Financial Conduct Authority is ready to probe RBS and could levy a fine
Despite the event occurring almost a year ago, RBS is facing an enforcement investigation into notorious IT failures that caused carnage in June and July 2012.
It could result in a hefty fine for the bank, which is majority-owned by the taxpayer.
The Financial Conduct Authority (FCA), which replaced the Financial Services Authority this month, said it would “reach its conclusions in due course and will decide whether or not enforcement action should follow that investigation”.
Problems started for RBS and NatWest customers on 21 June, leaving them unable to access their accounts and make transactions.
It later emerged that a piece of software, a CA7 batch process scheduler that lines up processes automatically, failed. That led to millions of customer accounts freezing.
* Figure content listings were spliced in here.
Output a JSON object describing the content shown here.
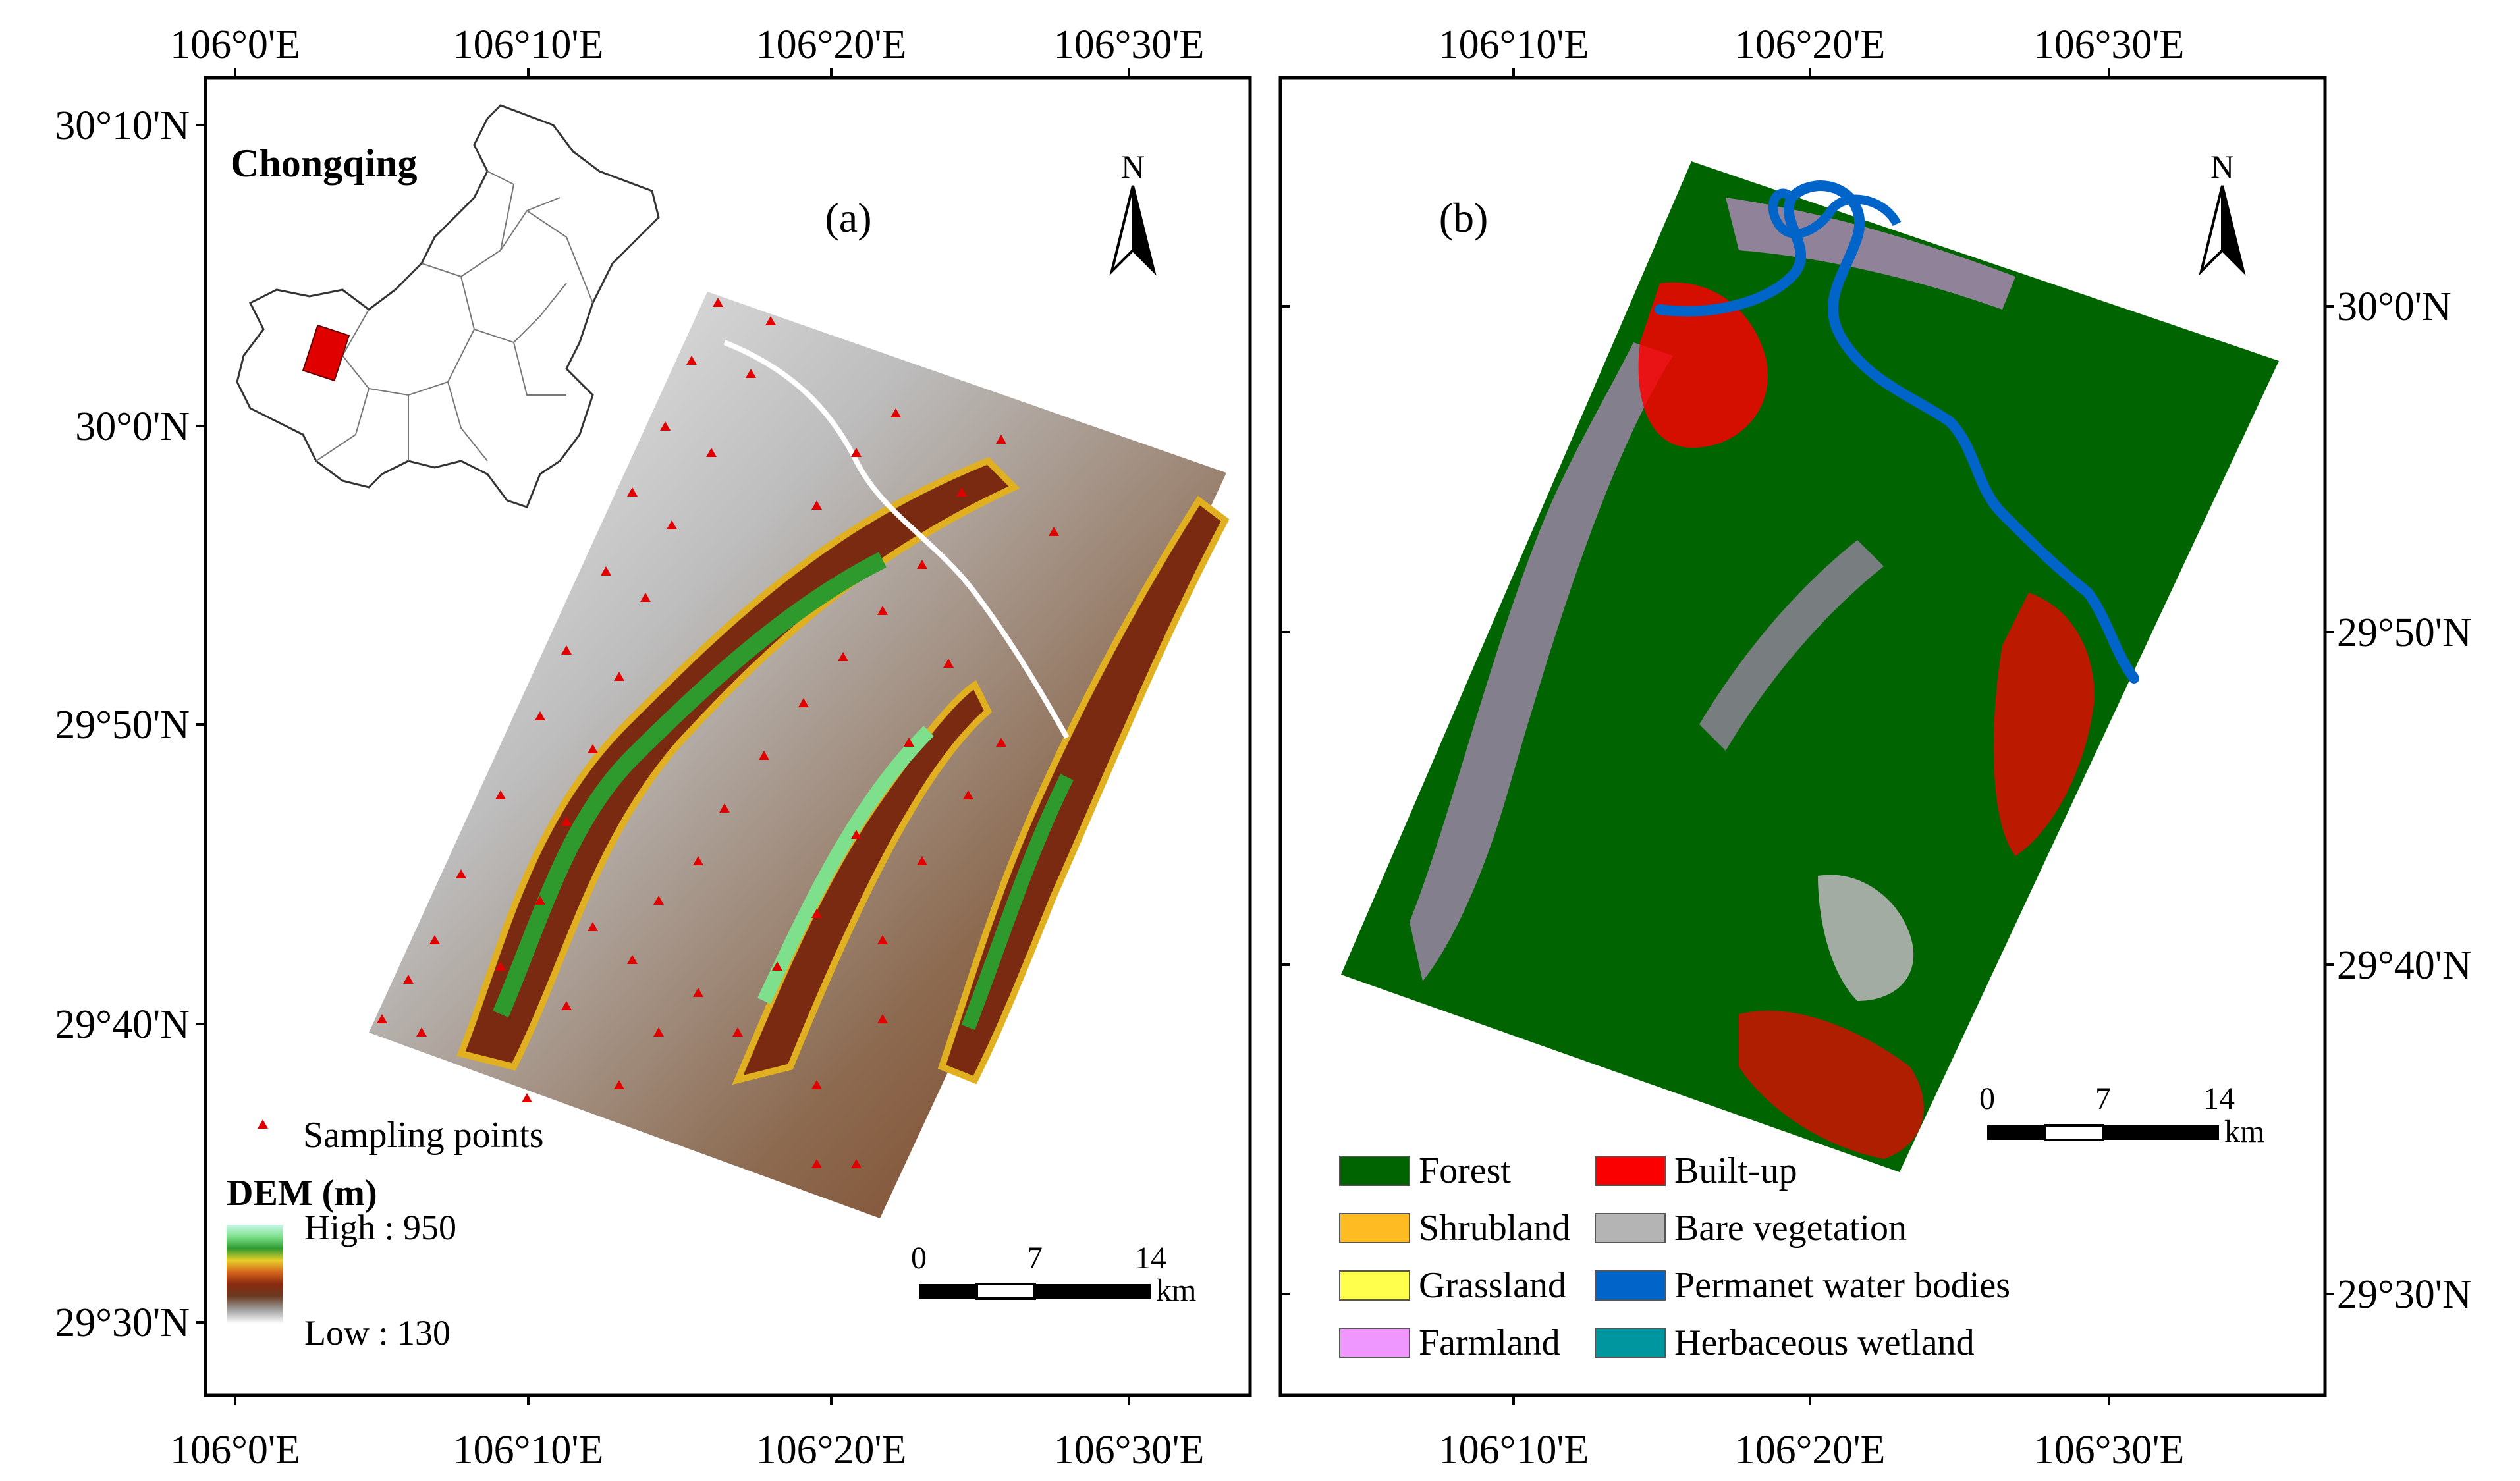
{
  "panel_a": {
    "label": "(a)",
    "top_lon_labels": [
      "106°0'E",
      "106°10'E",
      "106°20'E",
      "106°30'E"
    ],
    "bottom_lon_labels": [
      "106°0'E",
      "106°10'E",
      "106°20'E",
      "106°30'E"
    ],
    "left_lat_labels": [
      "30°10'N",
      "30°0'N",
      "29°50'N",
      "29°40'N",
      "29°30'N"
    ],
    "inset_title": "Chongqing",
    "north_label": "N",
    "sampling_label": "Sampling points",
    "dem_title": "DEM (m)",
    "dem_high": "High : 950",
    "dem_low": "Low : 130",
    "dem_high_value": 950,
    "dem_low_value": 130,
    "scale_ticks": [
      "0",
      "7",
      "14"
    ],
    "scale_unit": "km"
  },
  "panel_b": {
    "label": "(b)",
    "top_lon_labels": [
      "106°10'E",
      "106°20'E",
      "106°30'E"
    ],
    "bottom_lon_labels": [
      "106°10'E",
      "106°20'E",
      "106°30'E"
    ],
    "right_lat_labels": [
      "30°0'N",
      "29°50'N",
      "29°40'N",
      "29°30'N"
    ],
    "north_label": "N",
    "scale_ticks": [
      "0",
      "7",
      "14"
    ],
    "scale_unit": "km",
    "legend": [
      {
        "label": "Forest",
        "color": "#006400"
      },
      {
        "label": "Built-up",
        "color": "#fa0000"
      },
      {
        "label": "Shrubland",
        "color": "#ffbb22"
      },
      {
        "label": "Bare vegetation",
        "color": "#b4b4b4"
      },
      {
        "label": "Grassland",
        "color": "#ffff4c"
      },
      {
        "label": "Permanet water bodies",
        "color": "#0064c8"
      },
      {
        "label": "Farmland",
        "color": "#f096ff"
      },
      {
        "label": "Herbaceous wetland",
        "color": "#0096a0"
      }
    ]
  }
}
RBS had blamed the issue on human error. Others suggested that RBS’ outsourcing of management of the affected software was to blame, whilst others lambasted the use of complex legacy systems.
The bank has already stated costs of £175 million related to the IT disaster, handing out plenty of compensation to customers. Ulster Bank was also badly impacted.
RBS was in a conciliatory mood today, following the FCA’s announcement. “Last summer’s IT failure was unacceptable,” a spokesperson said, in an emailed statement sent to TechWeekEurope.
“We have already made significant improvements and over the next three years will invest hundreds of millions of pounds in our systems. We will be working closely with our regulators in the UK and the Republic of Ireland. Our customers deserve a service they can rely on 100 percent of the time and that’s what we want to provide.”